Factors Affecting the Global Currency Market - Part 1

Many people find the ‘predictions game’ the most enjoyable aspect of Forex trading. In order to develop solid mid-range and long-range trading strategies, you have to acquire a fairly sophisticated knowledge of economics.

So, you ask, which factors most influence the global currency market?

There are 5 key areas you need to pay attention to in order to become a top-notch Forex investor:

- Interest Rates
- Economic Growth
- Mergers and Acquisitions
- Trade and Capital Flow
- Geo-Politics

We’ll take a look at each area now, and how you can take advantage of these factors.

Interest Rates

The Forex market allows you to profit from differences between the interest rates of different countries. Interest rates on a currency from a given country are set by that country’s central bank.

In general, you want to purchase low interest rate currencies first, and use these to finance your purchase of high interest currencies or other instruments. This tactic is known as generating interest income.

A second tactic involves generating income from capital appreciation.
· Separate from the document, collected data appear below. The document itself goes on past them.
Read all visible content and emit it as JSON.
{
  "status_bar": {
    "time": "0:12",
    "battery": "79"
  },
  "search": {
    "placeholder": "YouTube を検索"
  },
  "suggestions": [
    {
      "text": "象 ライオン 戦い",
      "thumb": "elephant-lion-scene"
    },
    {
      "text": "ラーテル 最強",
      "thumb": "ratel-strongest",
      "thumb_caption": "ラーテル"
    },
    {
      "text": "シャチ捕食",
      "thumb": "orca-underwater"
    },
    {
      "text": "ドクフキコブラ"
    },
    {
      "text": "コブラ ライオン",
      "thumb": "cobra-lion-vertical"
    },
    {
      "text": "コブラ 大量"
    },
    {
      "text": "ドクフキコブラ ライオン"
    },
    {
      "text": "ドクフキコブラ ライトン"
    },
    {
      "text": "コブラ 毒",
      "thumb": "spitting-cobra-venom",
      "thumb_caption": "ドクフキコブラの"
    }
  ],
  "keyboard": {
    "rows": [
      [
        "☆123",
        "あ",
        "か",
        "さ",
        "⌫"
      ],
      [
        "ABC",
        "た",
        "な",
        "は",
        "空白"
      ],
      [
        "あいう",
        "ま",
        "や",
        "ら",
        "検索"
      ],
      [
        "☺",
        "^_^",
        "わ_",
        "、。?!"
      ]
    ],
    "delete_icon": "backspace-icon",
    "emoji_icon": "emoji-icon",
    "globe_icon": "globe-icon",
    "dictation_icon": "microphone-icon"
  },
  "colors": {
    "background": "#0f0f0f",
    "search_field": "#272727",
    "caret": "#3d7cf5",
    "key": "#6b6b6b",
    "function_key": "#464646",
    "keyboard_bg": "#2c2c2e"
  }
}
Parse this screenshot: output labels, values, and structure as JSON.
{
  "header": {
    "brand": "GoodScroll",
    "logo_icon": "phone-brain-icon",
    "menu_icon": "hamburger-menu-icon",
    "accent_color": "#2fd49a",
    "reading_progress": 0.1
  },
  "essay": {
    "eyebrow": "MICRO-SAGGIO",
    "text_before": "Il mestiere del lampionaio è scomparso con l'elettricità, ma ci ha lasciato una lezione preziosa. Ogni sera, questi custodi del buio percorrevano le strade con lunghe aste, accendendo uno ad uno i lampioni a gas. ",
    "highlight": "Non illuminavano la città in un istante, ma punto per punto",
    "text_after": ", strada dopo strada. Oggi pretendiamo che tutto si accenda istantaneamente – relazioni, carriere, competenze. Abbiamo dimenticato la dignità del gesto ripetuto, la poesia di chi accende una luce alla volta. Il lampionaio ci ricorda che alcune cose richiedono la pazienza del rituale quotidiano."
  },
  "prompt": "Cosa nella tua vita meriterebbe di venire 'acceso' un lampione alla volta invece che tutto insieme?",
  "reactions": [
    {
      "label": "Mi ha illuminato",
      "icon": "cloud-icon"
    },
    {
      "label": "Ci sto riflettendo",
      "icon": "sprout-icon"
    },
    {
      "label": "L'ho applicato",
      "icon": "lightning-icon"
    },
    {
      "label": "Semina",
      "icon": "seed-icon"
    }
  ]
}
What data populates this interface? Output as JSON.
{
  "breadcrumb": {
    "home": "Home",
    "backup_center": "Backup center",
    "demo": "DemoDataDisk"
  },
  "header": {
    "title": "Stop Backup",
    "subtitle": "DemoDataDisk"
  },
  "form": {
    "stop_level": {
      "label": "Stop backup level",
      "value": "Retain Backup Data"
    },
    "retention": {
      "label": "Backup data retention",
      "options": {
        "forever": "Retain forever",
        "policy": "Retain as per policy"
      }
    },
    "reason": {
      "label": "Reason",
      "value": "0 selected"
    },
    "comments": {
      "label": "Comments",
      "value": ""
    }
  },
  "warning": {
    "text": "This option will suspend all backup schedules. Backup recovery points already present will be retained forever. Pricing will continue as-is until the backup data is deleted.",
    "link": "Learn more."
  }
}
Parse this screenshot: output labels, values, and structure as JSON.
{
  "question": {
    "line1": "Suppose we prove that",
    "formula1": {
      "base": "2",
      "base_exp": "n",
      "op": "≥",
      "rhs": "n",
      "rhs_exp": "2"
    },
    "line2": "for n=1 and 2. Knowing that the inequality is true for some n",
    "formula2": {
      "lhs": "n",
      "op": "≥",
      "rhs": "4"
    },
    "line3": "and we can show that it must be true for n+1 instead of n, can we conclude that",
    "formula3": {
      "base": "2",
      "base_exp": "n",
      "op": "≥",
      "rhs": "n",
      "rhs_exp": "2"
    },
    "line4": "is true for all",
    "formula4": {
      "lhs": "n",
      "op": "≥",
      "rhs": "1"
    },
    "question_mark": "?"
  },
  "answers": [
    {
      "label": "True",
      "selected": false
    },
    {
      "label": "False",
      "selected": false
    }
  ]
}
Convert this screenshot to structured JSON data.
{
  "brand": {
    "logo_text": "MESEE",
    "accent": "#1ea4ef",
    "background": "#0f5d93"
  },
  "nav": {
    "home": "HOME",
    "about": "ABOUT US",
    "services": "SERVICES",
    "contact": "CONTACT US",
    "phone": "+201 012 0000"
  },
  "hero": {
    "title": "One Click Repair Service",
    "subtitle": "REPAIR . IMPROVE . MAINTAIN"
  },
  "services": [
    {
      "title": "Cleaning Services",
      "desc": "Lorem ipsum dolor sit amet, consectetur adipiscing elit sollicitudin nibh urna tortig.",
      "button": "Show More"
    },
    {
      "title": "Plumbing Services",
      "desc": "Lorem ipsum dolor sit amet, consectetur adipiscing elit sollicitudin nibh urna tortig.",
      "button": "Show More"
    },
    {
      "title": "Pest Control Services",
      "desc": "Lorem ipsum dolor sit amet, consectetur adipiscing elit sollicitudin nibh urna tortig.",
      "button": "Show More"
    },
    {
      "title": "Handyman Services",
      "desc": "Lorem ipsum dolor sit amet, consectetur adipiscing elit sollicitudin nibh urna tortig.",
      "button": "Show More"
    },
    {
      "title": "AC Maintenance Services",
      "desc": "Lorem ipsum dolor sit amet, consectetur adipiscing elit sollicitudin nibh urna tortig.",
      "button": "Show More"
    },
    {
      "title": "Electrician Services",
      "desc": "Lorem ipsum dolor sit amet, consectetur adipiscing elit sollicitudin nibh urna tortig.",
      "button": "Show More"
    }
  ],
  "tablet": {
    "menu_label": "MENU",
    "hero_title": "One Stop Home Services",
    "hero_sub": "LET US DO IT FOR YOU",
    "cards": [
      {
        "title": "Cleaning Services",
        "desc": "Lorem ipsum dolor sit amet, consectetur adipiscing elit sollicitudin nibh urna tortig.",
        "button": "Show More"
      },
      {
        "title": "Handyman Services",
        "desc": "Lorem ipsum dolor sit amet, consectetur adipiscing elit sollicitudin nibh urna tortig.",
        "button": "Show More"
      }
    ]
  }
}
It has been observed that a rise in a country’s interest rate usually triggers a corresponding rise in currency value.

The main thing to understand about interest income and capital appreciation is that any shift in interest rates presents you with an opportunity to play interest rate differentials against each other.

The corresponding rise and fall in currency values means that interest rates make for powerful and generally very reliable Forex indicators.

Economic Growth

Positive economic growth is strongly tied to a rise in currency value. Why?

When an economy is in a growth period, inflation tends to follow. What do the central banks do when the threat of inflation is looming ahead? Typically, they raise interest rates in order to slow down the economic boom just a bit.

Now, when interest rates go up, investors - especially foreign investors - start putting more money into the economy. More investors means more demand for the currency. So, the value of the currency goes up.

Likewise, a slow in growth or even a significant downturn will cause the reverse of this chain reaction to take place. Central banks tend to cut interest rates to give sluggish economies a boost.

However, lower interest rates mean lower returns for investors. They respond by pulling out of the market. This results in less demand for the currency, followed by a drop in currency value.

Mergers and Acquisitions

Mergers and acquisitions are relevant indicators, though perhaps not as strong as the others discussed here.

However, mergers and acquisitions between large, multinational companies can and do have an impact on currency values for the short-term. The reason should be fairly clear when you think about it.

In order to complete an acquisition, for example, the corporation that is attempting to purchase a corporation based in another country must enter the Forex market to purchase the corresponding currency.

During the window of time that the acquisition is pending, it is not unusual to see a spike in currency value on both sides.